El espectáculo de lo absurdo


La instalación de la Asamblea, el espectáculo político más bochornoso del que somos testigos cada año, arrancó sin muchas sorpresas. Eligieron a los mismos diputados para todos los puestos directivos, confirmando en el poder al partido de gobierno. Cada diputado aprovechó sus 20 segundos de fama para justificar su voto para la junta directiva de la cada vez más poderosa Asamblea Nacional.

Lo absurdo de esta instalación fue el discurso compartido de oposición desde la silla de gobierno. Y es que, desde el presidente de la Asamblea, pasando por todos y cada uno de los diputados del PRD, Molirena y la nueva bancada CD-PRD-RM, se solidarizaron con los principales problemas de la población y le exigieron a su propio gobierno que los resuelva.

El alto costo de los medicamentos, la falta de medicamentos en la Caja de Seguro Social y el alto costo del combustible fueron los reclamos que hicieron desde sus curules. Como quien se mira al espejo y practica una poesía, jugaron a ser oposición cuando todos sabemos que son gobierno.

Son 56 diputados que tienen el poder de hacer las leyes para resolver los principales problemas del país, y no lo hacen. Tienen en su poder cambiar las leyes que rigen las compras de medicamentos, tanto en el sector público como privado. Pueden cambiar el desfasado proceso de registro de medicamentos, buscando permitir la importación de genéricos que cumplan con los requisitos internacionales como los de la Organización Mundial de la Salud, la Unión Europea o los Estados Unidos.

Pueden modificar los procesos de licitación, garantizando mayor transparencia, participación y agilidad en las compras. Pueden eliminar el impuesto al combustible buscando una renta sustitutiva. Pueden cambiar la ley de transporte público para eliminar los monopolios de las concesionarias, incentivar la colaboración en el uso de autos privados y alterar horarios de entrada y salida del gobierno para reducir el tráfico. Pero es más fácil disfrazarse de oposición. ¿A quien engañan?

Y en este espectáculo bochornoso, vemos cómo idealizan al expresidente Martinelli, señalado por sus propios hijos como la persona que les ordenó lavar el dinero del robo más grande de la historia de Latinoamérica, a través de Odebrecht. Están convencidos que apoyándolo, aseguran el tiquete que los lleve nuevamente al poder para seguir abusando de los recursos del Estado sin consecuencias.

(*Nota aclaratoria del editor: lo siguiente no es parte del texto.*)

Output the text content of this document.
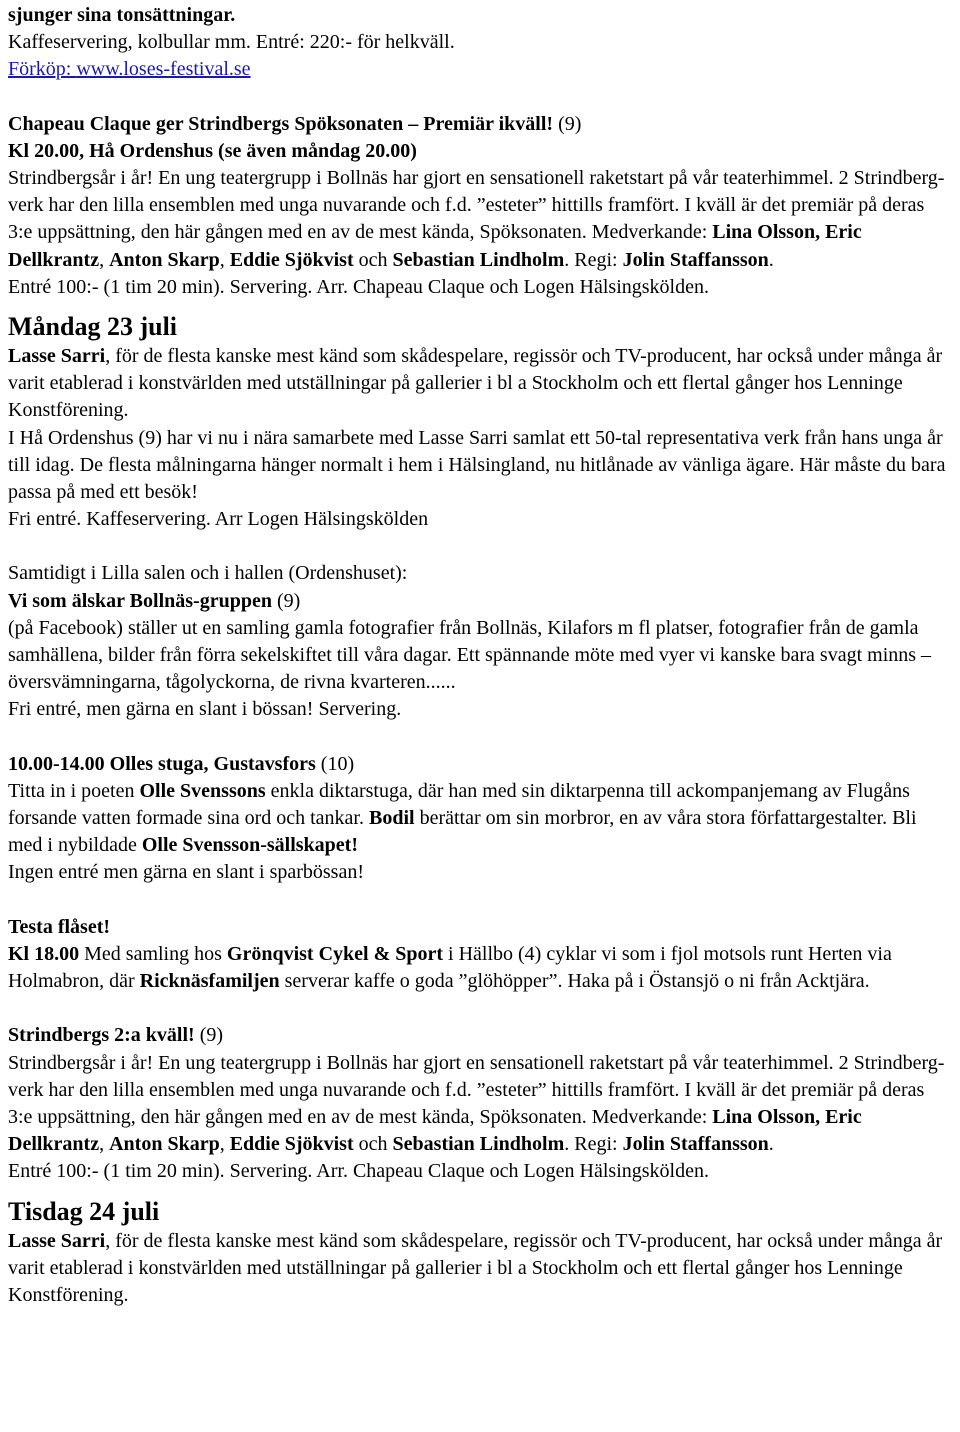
sjunger sina tonsättningar.

Kaffeservering, kolbullar mm. Entré: 220:- för helkväll.

Förköp: www.loses-festival.se

Chapeau Claque ger Strindbergs Spöksonaten – Premiär ikväll! (9)

Kl 20.00, Hå Ordenshus (se även måndag 20.00)

Strindbergsår i år! En ung teatergrupp i Bollnäs har gjort en sensationell raketstart på vår teaterhimmel. 2 Strindberg-verk har den lilla ensemblen med unga nuvarande och f.d. ”esteter” hittills framfört. I kväll är det premiär på deras 3:e uppsättning, den här gången med en av de mest kända, Spöksonaten. Medverkande: Lina Olsson, Eric Dellkrantz, Anton Skarp, Eddie Sjökvist och Sebastian Lindholm. Regi: Jolin Staffansson.

Entré 100:- (1 tim 20 min). Servering. Arr. Chapeau Claque och Logen Hälsingskölden.

Måndag 23 juli

Lasse Sarri, för de flesta kanske mest känd som skådespelare, regissör och TV-producent, har också under många år varit etablerad i konstvärlden med utställningar på gallerier i bl a Stockholm och ett flertal gånger hos Lenninge Konstförening.

I Hå Ordenshus (9) har vi nu i nära samarbete med Lasse Sarri samlat ett 50-tal representativa verk från hans unga år till idag. De flesta målningarna hänger normalt i hem i Hälsingland, nu hitlånade av vänliga ägare. Här måste du bara passa på med ett besök!

Fri entré. Kaffeservering. Arr Logen Hälsingskölden

Samtidigt i Lilla salen och i hallen (Ordenshuset):

Vi som älskar Bollnäs-gruppen (9)

(på Facebook) ställer ut en samling gamla fotografier från Bollnäs, Kilafors m fl platser, fotografier från de gamla samhällena, bilder från förra sekelskiftet till våra dagar. Ett spännande möte med vyer vi kanske bara svagt minns – översvämningarna, tågolyckorna, de rivna kvarteren......

Fri entré, men gärna en slant i bössan! Servering.

10.00-14.00 Olles stuga, Gustavsfors (10)

Titta in i poeten Olle Svenssons enkla diktarstuga, där han med sin diktarpenna till ackompanjemang av Flugåns forsande vatten formade sina ord och tankar. Bodil berättar om sin morbror, en av våra stora författargestalter. Bli med i nybildade Olle Svensson-sällskapet!

Ingen entré men gärna en slant i sparbössan!

Testa flåset!

Kl 18.00 Med samling hos Grönqvist Cykel & Sport i Hällbo (4) cyklar vi som i fjol motsols runt Herten via Holmabron, där Ricknäsfamiljen serverar kaffe o goda ”glöhöpper”. Haka på i Östansjö o ni från Acktjära.

Strindbergs 2:a kväll! (9)

Strindbergsår i år! En ung teatergrupp i Bollnäs har gjort en sensationell raketstart på vår teaterhimmel. 2 Strindberg-verk har den lilla ensemblen med unga nuvarande och f.d. ”esteter” hittills framfört. I kväll är det premiär på deras 3:e uppsättning, den här gången med en av de mest kända, Spöksonaten. Medverkande: Lina Olsson, Eric Dellkrantz, Anton Skarp, Eddie Sjökvist och Sebastian Lindholm. Regi: Jolin Staffansson.

Entré 100:- (1 tim 20 min). Servering. Arr. Chapeau Claque och Logen Hälsingskölden.

Tisdag 24 juli

Lasse Sarri, för de flesta kanske mest känd som skådespelare, regissör och TV-producent, har också under många år varit etablerad i konstvärlden med utställningar på gallerier i bl a Stockholm och ett flertal gånger hos Lenninge Konstförening.
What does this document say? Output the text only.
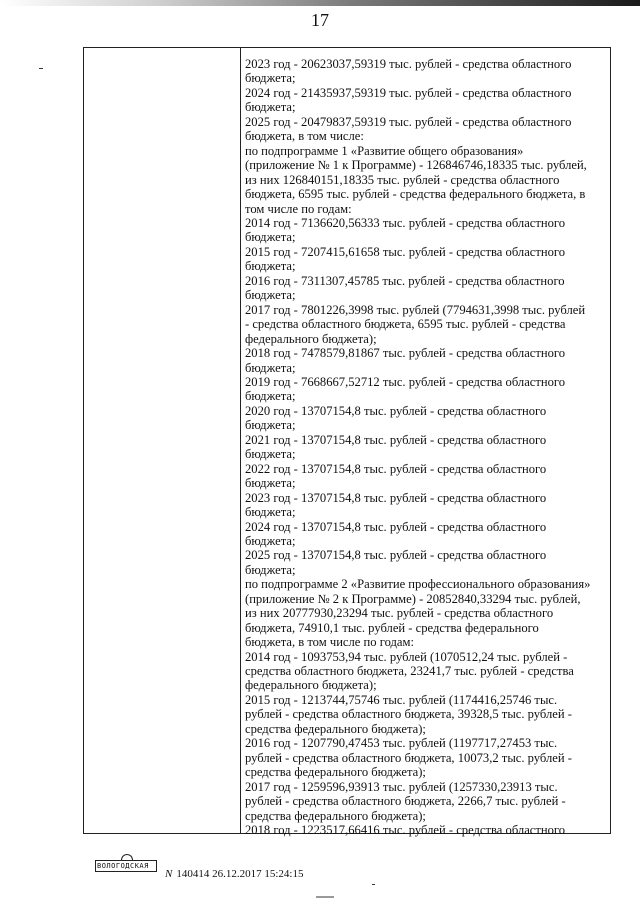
17
2023 год - 20623037,59319 тыс. рублей - средства областного
бюджета;
2024 год - 21435937,59319 тыс. рублей - средства областного
бюджета;
2025 год - 20479837,59319 тыс. рублей - средства областного
бюджета, в том числе:
по подпрограмме 1 «Развитие общего образования»
(приложение № 1 к Программе) - 126846746,18335 тыс. рублей,
из них 126840151,18335 тыс. рублей - средства областного
бюджета, 6595 тыс. рублей - средства федерального бюджета, в
том числе по годам:
2014 год - 7136620,56333 тыс. рублей - средства областного
бюджета;
2015 год - 7207415,61658 тыс. рублей - средства областного
бюджета;
2016 год - 7311307,45785 тыс. рублей - средства областного
бюджета;
2017 год - 7801226,3998 тыс. рублей (7794631,3998 тыс. рублей
- средства областного бюджета, 6595 тыс. рублей - средства
федерального бюджета);
2018 год - 7478579,81867 тыс. рублей - средства областного
бюджета;
2019 год - 7668667,52712 тыс. рублей - средства областного
бюджета;
2020 год - 13707154,8 тыс. рублей - средства областного
бюджета;
2021 год - 13707154,8 тыс. рублей - средства областного
бюджета;
2022 год - 13707154,8 тыс. рублей - средства областного
бюджета;
2023 год - 13707154,8 тыс. рублей - средства областного
бюджета;
2024 год - 13707154,8 тыс. рублей - средства областного
бюджета;
2025 год - 13707154,8 тыс. рублей - средства областного
бюджета;
по подпрограмме 2 «Развитие профессионального образования»
(приложение № 2 к Программе) - 20852840,33294 тыс. рублей,
из них 20777930,23294 тыс. рублей - средства областного
бюджета, 74910,1 тыс. рублей - средства федерального
бюджета, в том числе по годам:
2014 год - 1093753,94 тыс. рублей (1070512,24 тыс. рублей -
средства областного бюджета, 23241,7 тыс. рублей - средства
федерального бюджета);
2015 год - 1213744,75746 тыс. рублей (1174416,25746 тыс.
рублей - средства областного бюджета, 39328,5 тыс. рублей -
средства федерального бюджета);
2016 год - 1207790,47453 тыс. рублей (1197717,27453 тыс.
рублей - средства областного бюджета, 10073,2 тыс. рублей -
средства федерального бюджета);
2017 год - 1259596,93913 тыс. рублей (1257330,23913 тыс.
рублей - средства областного бюджета, 2266,7 тыс. рублей -
средства федерального бюджета);
2018 год - 1223517,66416 тыс. рублей - средства областного
ВОЛОГОДСКАЯ
N 140414 26.12.2017 15:24:15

Así podrían volver a señalar a otros por su falta de capacidad, valor e integridad para hacer los cambios que necesitamos

Vamos directo al abismo. El mundo nos reconoce como un país corrupto. Seguimos siendo señalados como facilitadores de lavado de dinero. Tenemos uno de los peores índices de educación del continente y uno de los más altos costos de vida de la región. Debemos trabajar el doble para pagar salud, seguridad y educación privada porque los servicios públicos cada vez son menos eficientes; mientras, cientos de miles de panameños no logran satisfacer sus necesidades básicas

No a la reelección se queda corto, tenemos que llevar gente decente a la Asamblea y al Ejecutivo. No tendremos otra oportunidad más para evitar lo que aparenta ser un punto sin retorno. No podemos darnos el lujo de hacer como los diputados y pretender que la responsabilidad de cambiar a nuestros dirigentes recae en los otros. Las elecciones ya empezaron y, si no te estás postulando, busca los candidatos que verdaderamente pueden hacer los cambios y apóyalos. Paremos de una vez este espectáculo absurdo.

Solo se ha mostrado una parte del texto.